SHARE
Zaza Valencia - Fonte: Twitter - @valenciacf
Fonte: Twitter - @valenciacf

Prima e seconda distanziate da 4 punti in classifica si scontrano in una partita bellissima al Mestalla. Le gerarchie sono chiare fin da subito: il Barcellona capolista fa la partita, con buone trame e il rombo di centrocampo molto mobile che si sposta e copre a seconda degli umori di Lionel Messi, faro e centro nevralgico creativo dei blaugrana, che a lui si appoggiano con la calma e sicurezza con cui ci si rannicchia nelle coperte d’inverno quando fa molto freddo. Il Valencia è più attendista nel suo perfetto 4-4-2, con linee molto strette e organizzate per togliere respiro a Messi, soprattutto quando si assiocia con Iniesta, anche se spesso riescono a divincolarsi lo stesso.

Valencia-Barcellona 1-1, l’analisi e il tabellino

Valencia

OK= La grande organizzazione difensiva. Gli schemi di Marcelino sono perfettamente interiorizzati e il 4-4-2 interpretato nella migliore delle sue forme. La difesa comincia dal pressing esasperato (ed esasperante) di Simone Zaza sui centrali avversari, libero di scegliere i tempi di anticipo e aggressione mentre Rodrigo Moreno interpreta il ruolo in una chiave più tattica, allargandosi e riaccentrandosi a seconda delle esigenze. Lavoro enorme per gli esterni Guedes e Soler, che riescono a coniugare un’adeguata e attenta copertura a grande pericolosità in transizioni offensive rapide ed efficaci. Parejo e Kondogbia sono dominanti per corsa e fisicità, la linea difensiva si muove come un’organismo unico e i terzini si sovrappongono puntualmente. Il Valencia è bellissimo da guardare anche quando difende.

KO= La papera di Neto. Messi pescato tra le linee al limite dell’area tira senza pretese, centrale e debole: Neto controlla male e si fa scivolare il pallone sotto le gambe, dentro la porta. Un erroraccio da 4 in pagella, se non fosse che il portiere brasiliano prova a salvare il salvabile e tira fuori la palla dalla porta, con l’arbitro che non si accorge che di quanto sia evidente il gol per i blaugrana. In Spagna non c’è (ancora) la goal-line technology ra sì che possiamo apprezzare meglio la tecnologia in campo.

Barcellona

OK= Muoversi in funzione di Messi. Se si osservano con attenzione i giocatori del Barcellona, si apprezza bene l’armonicità dei movimenti di tutti in funzione della posizione di Messi. Ovviamente niente è casuale e ogni situazione è studiata: quando scende a prendere la palla in impostazione, Busquets gli si affianca per scambiare rapidamente; quando domina la trequarti, Paulinho si inserisce e lascia campo al miglior giocatore blaugrana; quando la pulce s’inserisce, Suarez si allarga (più spesso a sinistra). Spettacolari Messi e Iniesta quando si avvicinano e scambiano nelle varie zone della trequarti facendo impazzire i difensori e creando spazi dal nulla. L’assist per il gol di Jordi Alba non stupisce, ma continua a incantare.
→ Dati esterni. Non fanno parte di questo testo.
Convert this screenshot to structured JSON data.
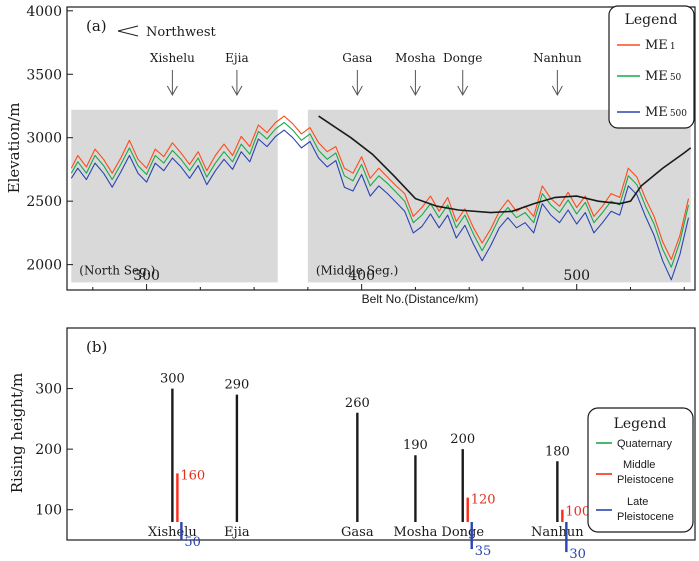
{
  "colors": {
    "me1": "#ff4a1a",
    "me50": "#1aa84a",
    "me500": "#2a44b0",
    "ridge": "#1a1a1a",
    "band": "#d9d9d9",
    "quaternary": "#1aa84a",
    "middle": "#ff2a1a",
    "late": "#2a44b0",
    "valRed": "#e0301e",
    "valBlue": "#2a44b0"
  },
  "chart_data": [
    {
      "type": "line",
      "panel_label": "(a)",
      "direction_label": "Northwest",
      "xlabel": "Belt No.(Distance/km)",
      "ylabel": "Elevation/m",
      "xlim": [
        263,
        555
      ],
      "ylim": [
        1800,
        4030
      ],
      "xticks": [
        300,
        400,
        500
      ],
      "xtick_labels": [
        "300",
        "400",
        "500"
      ],
      "yticks": [
        2000,
        2500,
        3000,
        3500,
        4000
      ],
      "ytick_labels": [
        "2000",
        "2500",
        "3000",
        "3500",
        "4000"
      ],
      "segments": [
        {
          "label": "(North Seg.)",
          "x_range": [
            265,
            361
          ],
          "y_range": [
            1860,
            3220
          ]
        },
        {
          "label": "(Middle Seg.)",
          "x_range": [
            375,
            553
          ],
          "y_range": [
            1860,
            3220
          ]
        }
      ],
      "stations": [
        {
          "name": "Xishelu",
          "x": 312
        },
        {
          "name": "Ejia",
          "x": 342
        },
        {
          "name": "Gasa",
          "x": 398
        },
        {
          "name": "Mosha",
          "x": 425
        },
        {
          "name": "Donge",
          "x": 447
        },
        {
          "name": "Nanhun",
          "x": 491
        }
      ],
      "legend": {
        "title": "Legend",
        "entries": [
          {
            "name": "ME",
            "sub": "1"
          },
          {
            "name": "ME",
            "sub": "50"
          },
          {
            "name": "ME",
            "sub": "500"
          }
        ]
      },
      "envelope": {
        "x": [
          380,
          395,
          405,
          415,
          425,
          435,
          445,
          460,
          470,
          480,
          490,
          500,
          510,
          520,
          525,
          530,
          540,
          550,
          553
        ],
        "y": [
          3170,
          3000,
          2870,
          2700,
          2520,
          2460,
          2430,
          2410,
          2420,
          2480,
          2530,
          2540,
          2500,
          2480,
          2500,
          2620,
          2760,
          2880,
          2920
        ]
      },
      "series": [
        {
          "name": "ME1",
          "x": [
            265,
            268,
            272,
            276,
            280,
            284,
            288,
            292,
            296,
            300,
            304,
            308,
            312,
            316,
            320,
            324,
            328,
            332,
            336,
            340,
            344,
            348,
            352,
            356,
            360,
            364,
            368,
            372,
            376,
            380,
            384,
            388,
            392,
            396,
            400,
            404,
            408,
            412,
            416,
            420,
            424,
            428,
            432,
            436,
            440,
            444,
            448,
            452,
            456,
            460,
            464,
            468,
            472,
            476,
            480,
            484,
            488,
            492,
            496,
            500,
            504,
            508,
            512,
            516,
            520,
            524,
            528,
            532,
            536,
            540,
            544,
            548,
            552
          ],
          "y": [
            2760,
            2860,
            2770,
            2910,
            2830,
            2720,
            2840,
            2980,
            2830,
            2760,
            2910,
            2850,
            2960,
            2880,
            2790,
            2890,
            2740,
            2860,
            2950,
            2860,
            3010,
            2930,
            3100,
            3040,
            3120,
            3170,
            3110,
            3030,
            3080,
            2960,
            2890,
            2930,
            2760,
            2720,
            2850,
            2680,
            2760,
            2690,
            2620,
            2560,
            2380,
            2450,
            2540,
            2420,
            2530,
            2340,
            2440,
            2290,
            2170,
            2280,
            2420,
            2510,
            2420,
            2460,
            2380,
            2620,
            2520,
            2460,
            2570,
            2450,
            2540,
            2380,
            2460,
            2560,
            2530,
            2760,
            2690,
            2520,
            2380,
            2180,
            2040,
            2230,
            2520
          ]
        },
        {
          "name": "ME50",
          "x": [
            265,
            268,
            272,
            276,
            280,
            284,
            288,
            292,
            296,
            300,
            304,
            308,
            312,
            316,
            320,
            324,
            328,
            332,
            336,
            340,
            344,
            348,
            352,
            356,
            360,
            364,
            368,
            372,
            376,
            380,
            384,
            388,
            392,
            396,
            400,
            404,
            408,
            412,
            416,
            420,
            424,
            428,
            432,
            436,
            440,
            444,
            448,
            452,
            456,
            460,
            464,
            468,
            472,
            476,
            480,
            484,
            488,
            492,
            496,
            500,
            504,
            508,
            512,
            516,
            520,
            524,
            528,
            532,
            536,
            540,
            544,
            548,
            552
          ],
          "y": [
            2720,
            2810,
            2720,
            2860,
            2780,
            2670,
            2790,
            2920,
            2780,
            2710,
            2860,
            2800,
            2900,
            2830,
            2740,
            2840,
            2690,
            2800,
            2890,
            2810,
            2950,
            2870,
            3050,
            2990,
            3070,
            3120,
            3060,
            2980,
            3030,
            2900,
            2830,
            2880,
            2700,
            2660,
            2790,
            2620,
            2700,
            2640,
            2570,
            2500,
            2330,
            2390,
            2480,
            2370,
            2470,
            2290,
            2390,
            2240,
            2110,
            2230,
            2370,
            2450,
            2370,
            2410,
            2330,
            2560,
            2470,
            2410,
            2510,
            2400,
            2490,
            2330,
            2410,
            2500,
            2470,
            2700,
            2630,
            2460,
            2320,
            2120,
            1980,
            2180,
            2470
          ]
        },
        {
          "name": "ME500",
          "x": [
            265,
            268,
            272,
            276,
            280,
            284,
            288,
            292,
            296,
            300,
            304,
            308,
            312,
            316,
            320,
            324,
            328,
            332,
            336,
            340,
            344,
            348,
            352,
            356,
            360,
            364,
            368,
            372,
            376,
            380,
            384,
            388,
            392,
            396,
            400,
            404,
            408,
            412,
            416,
            420,
            424,
            428,
            432,
            436,
            440,
            444,
            448,
            452,
            456,
            460,
            464,
            468,
            472,
            476,
            480,
            484,
            488,
            492,
            496,
            500,
            504,
            508,
            512,
            516,
            520,
            524,
            528,
            532,
            536,
            540,
            544,
            548,
            552
          ],
          "y": [
            2680,
            2760,
            2670,
            2800,
            2720,
            2610,
            2730,
            2860,
            2720,
            2650,
            2800,
            2740,
            2840,
            2770,
            2680,
            2780,
            2630,
            2740,
            2830,
            2750,
            2890,
            2810,
            2990,
            2930,
            3010,
            3060,
            3000,
            2920,
            2970,
            2840,
            2770,
            2820,
            2610,
            2580,
            2710,
            2540,
            2620,
            2560,
            2490,
            2420,
            2250,
            2300,
            2400,
            2290,
            2390,
            2210,
            2310,
            2160,
            2030,
            2150,
            2290,
            2370,
            2290,
            2330,
            2250,
            2480,
            2390,
            2330,
            2430,
            2320,
            2410,
            2250,
            2330,
            2420,
            2390,
            2620,
            2550,
            2380,
            2230,
            2030,
            1880,
            2080,
            2370
          ]
        }
      ]
    },
    {
      "type": "bar",
      "panel_label": "(b)",
      "ylabel": "Rising height/m",
      "ylim": [
        50,
        400
      ],
      "yticks": [
        100,
        200,
        300
      ],
      "ytick_labels": [
        "100",
        "200",
        "300"
      ],
      "categories": [
        "Xishelu",
        "Ejia",
        "Gasa",
        "Mosha",
        "Donge",
        "Nanhun"
      ],
      "category_x_km": [
        312,
        342,
        398,
        425,
        447,
        491
      ],
      "series": [
        {
          "name": "Quaternary",
          "values": [
            300,
            290,
            260,
            190,
            200,
            180
          ]
        },
        {
          "name": "Middle Pleistocene",
          "values": [
            160,
            null,
            null,
            null,
            120,
            100
          ]
        },
        {
          "name": "Late Pleistocene",
          "values": [
            50,
            null,
            null,
            null,
            35,
            30
          ]
        }
      ],
      "legend": {
        "title": "Legend",
        "entries": [
          {
            "lines": [
              "Quaternary"
            ]
          },
          {
            "lines": [
              "Middle",
              "Pleistocene"
            ]
          },
          {
            "lines": [
              "Late",
              "Pleistocene"
            ]
          }
        ]
      }
    }
  ]
}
KO= L’immaturità di alcuni momenti. Il Barcellona non accetta di accontentarsi di un pareggio, ma in alcune occasioni sarebbe legittimo. Nel finale, quando il pareggio è già acquisito, 1 punto dovrebbe essere ben visto dalla capolista, che mantiene 4 punti di vantaggio sul Valencia. Tuttavia il Barça rischia di prendere il secondo gol perché si sbilancia troppo: da una squadra di quel calibro ci si aspetta una maturità maggiore. Alla fine va bene, ma Zaza potrebbe punire anche all’ultimo secondo: finisce 1-1 e alla fine è giusto così.

Valencia-Barcellona 1-1, il tabellino

Valencia (4-4-2): Neto; Montoya, Gabriel Paulista, Garay (87′ Vezo), Gaya; Soler (89′ Santi Mina), Parejo, Kondogbia, Guedes; Rodrigo (82′ Pereira), Zaza. All.: Marcelino.

Barcellona (4-3-1-2): Ter Stegen; Semedo (80′ Aleix Vidal), Umtiti, Vermaelen, Jordi Alba; Rakitic (68′ Deulofeu), Busquets, Iniesta (73′ Denis Suarez); Paulinho; Suarez, Messi. All.: Valverde.

Marcatori: 60′ Rodrigo Moreno (V); 82′ Jordi Alba (B).

Ammoniti: Moreno, Paulista, Kondogbia (V).